Oh, I have something!

Compare:

btullis@aqs1004:/etc/cassandra-a$ ls -lt /srv/deployment/cassandra/logstash-logback-encoder/lib/logstash-logback-encoder-4.2.jar
-rw-r--r-- 1 deploy-service deploy-service 735565 Jul  2  2018 /srv/deployment/cassandra/logstash-logback-encoder/lib/logstash-logback-encoder-4.2.jar

With:

btullis@aqs1010:/usr/share/cassandra/lib$ ls -lt /srv/deployment/cassandra/logstash-logback-encoder/lib/logstash-logback-encoder-4.2.jar
-rw-r--r-- 1 deploy-service deploy-service 74 Mar 12  2021 /srv/deployment/cassandra/logstash-logback-encoder/lib/logstash-logback-encoder-4.2.jar

It looks like we haven't successfully deployed that logstash-logback-encoder-4.2.jar file.

Change 751948 had a related patch set uploaded (by Btullis; author: Btullis):

[operations/software/logstash-logback-encoder@master] Add the aqs_next hosts to the deployment targets

https://gerrit.wikimedia.org/r/751948

I have created a CR to add the aqs_next hosts to the deployment targets for logstash-logback-encoder.

Also I've checked that @Eevans is happy for me to deploy the software to the new hosts.

I will use a procedure along the lines of:

ssh deploy1002.eqiad.wmnet
cd /srv/deployment/cassandra/logstash-logback-encoder
git pull
scap deploy -l aqs101* "Deploying logstash-logback-encoder to production"

Change 751948 merged by Btullis:

[operations/software/logstash-logback-encoder@master] Add the aqs_next hosts to the deployment targets

https://gerrit.wikimedia.org/r/751948

I am having some difficulty with the deploy.

There's a paste here P18407 with some useful output.

@Ottomata tried a deploy and it appeared successful, but the jars were still not deployed.

I have successfully deployed the logstash-logback-encoder and restarted aqs1010-a.
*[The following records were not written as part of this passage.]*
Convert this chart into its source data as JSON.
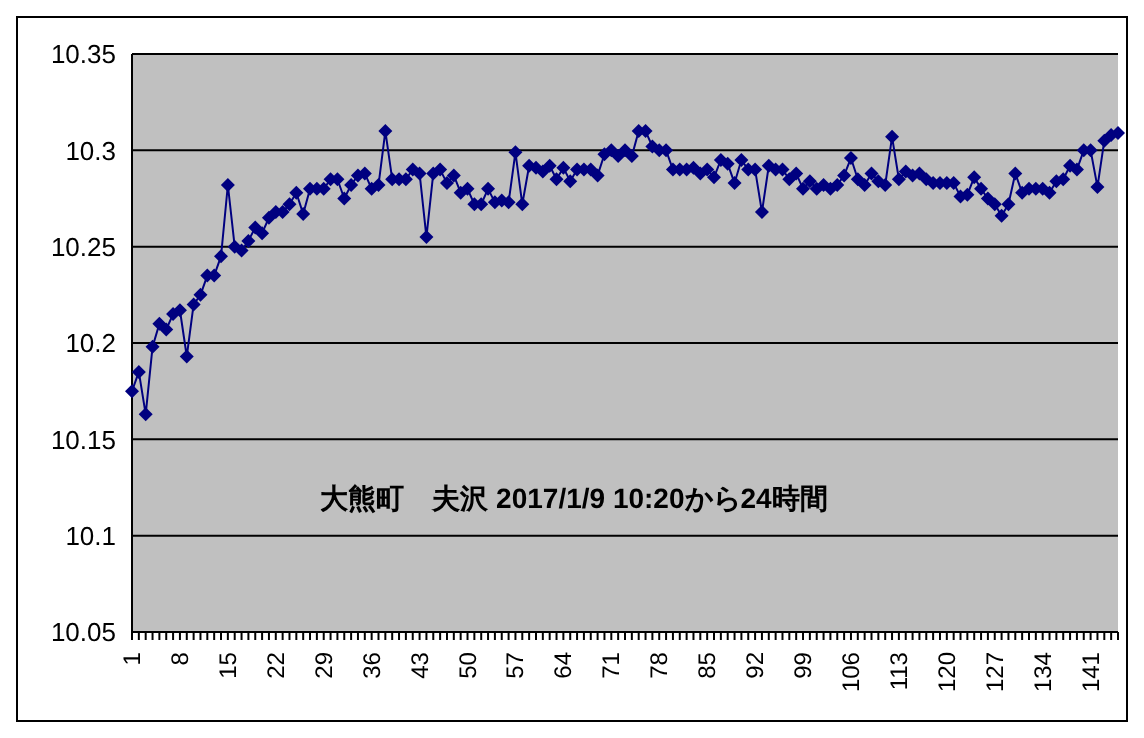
{
  "chart_data": {
    "type": "line",
    "title": "大熊町　夫沢  2017/1/9 10:20から24時間",
    "categories": [
      "1",
      null,
      null,
      null,
      null,
      null,
      null,
      "8",
      null,
      null,
      null,
      null,
      null,
      null,
      "15",
      null,
      null,
      null,
      null,
      null,
      null,
      "22",
      null,
      null,
      null,
      null,
      null,
      null,
      "29",
      null,
      null,
      null,
      null,
      null,
      null,
      "36",
      null,
      null,
      null,
      null,
      null,
      null,
      "43",
      null,
      null,
      null,
      null,
      null,
      null,
      "50",
      null,
      null,
      null,
      null,
      null,
      null,
      "57",
      null,
      null,
      null,
      null,
      null,
      null,
      "64",
      null,
      null,
      null,
      null,
      null,
      null,
      "71",
      null,
      null,
      null,
      null,
      null,
      null,
      "78",
      null,
      null,
      null,
      null,
      null,
      null,
      "85",
      null,
      null,
      null,
      null,
      null,
      null,
      "92",
      null,
      null,
      null,
      null,
      null,
      null,
      "99",
      null,
      null,
      null,
      null,
      null,
      null,
      "106",
      null,
      null,
      null,
      null,
      null,
      null,
      "113",
      null,
      null,
      null,
      null,
      null,
      null,
      "120",
      null,
      null,
      null,
      null,
      null,
      null,
      "127",
      null,
      null,
      null,
      null,
      null,
      null,
      "134",
      null,
      null,
      null,
      null,
      null,
      null,
      "141",
      null,
      null,
      null,
      null
    ],
    "series": [
      {
        "color": "#000080",
        "values": [
          10.175,
          10.185,
          10.163,
          10.198,
          10.21,
          10.207,
          10.215,
          10.217,
          10.193,
          10.22,
          10.225,
          10.235,
          10.235,
          10.245,
          10.282,
          10.25,
          10.248,
          10.253,
          10.26,
          10.257,
          10.265,
          10.268,
          10.268,
          10.272,
          10.278,
          10.267,
          10.28,
          10.28,
          10.28,
          10.285,
          10.285,
          10.275,
          10.282,
          10.287,
          10.288,
          10.28,
          10.282,
          10.31,
          10.285,
          10.285,
          10.285,
          10.29,
          10.288,
          10.255,
          10.288,
          10.29,
          10.283,
          10.287,
          10.278,
          10.28,
          10.272,
          10.272,
          10.28,
          10.273,
          10.274,
          10.273,
          10.299,
          10.272,
          10.292,
          10.291,
          10.289,
          10.292,
          10.285,
          10.291,
          10.284,
          10.29,
          10.29,
          10.29,
          10.287,
          10.298,
          10.3,
          10.297,
          10.3,
          10.297,
          10.31,
          10.31,
          10.302,
          10.3,
          10.3,
          10.29,
          10.29,
          10.29,
          10.291,
          10.288,
          10.29,
          10.286,
          10.295,
          10.293,
          10.283,
          10.295,
          10.29,
          10.29,
          10.268,
          10.292,
          10.29,
          10.29,
          10.285,
          10.288,
          10.28,
          10.284,
          10.28,
          10.282,
          10.28,
          10.282,
          10.287,
          10.296,
          10.285,
          10.282,
          10.288,
          10.284,
          10.282,
          10.307,
          10.285,
          10.289,
          10.287,
          10.288,
          10.285,
          10.283,
          10.283,
          10.283,
          10.283,
          10.276,
          10.277,
          10.286,
          10.28,
          10.275,
          10.272,
          10.266,
          10.272,
          10.288,
          10.278,
          10.28,
          10.28,
          10.28,
          10.278,
          10.284,
          10.285,
          10.292,
          10.29,
          10.3,
          10.3,
          10.281,
          10.305,
          10.308,
          10.309
        ]
      }
    ],
    "ylim": [
      10.05,
      10.35
    ],
    "yticks": [
      10.05,
      10.1,
      10.15,
      10.2,
      10.25,
      10.3,
      10.35
    ],
    "grid": "y",
    "marker": "diamond"
  }
}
It send the logs through to logstash as expected.

image.png (815×1 px, 153 KB)

I will schedule a rolling reboot of all aqs_next instances except one tomorrow. We will leave one instance running in order to support research for T298516: Investigate high levels of garbage collection on new AQS nodes.

Sincere thanks to @Eevans for his help with this work.

I have restarted all instances expect aqs1014-b (which is being kept running in support of T298516 - When it is restarted it will pick up the new logging configuration.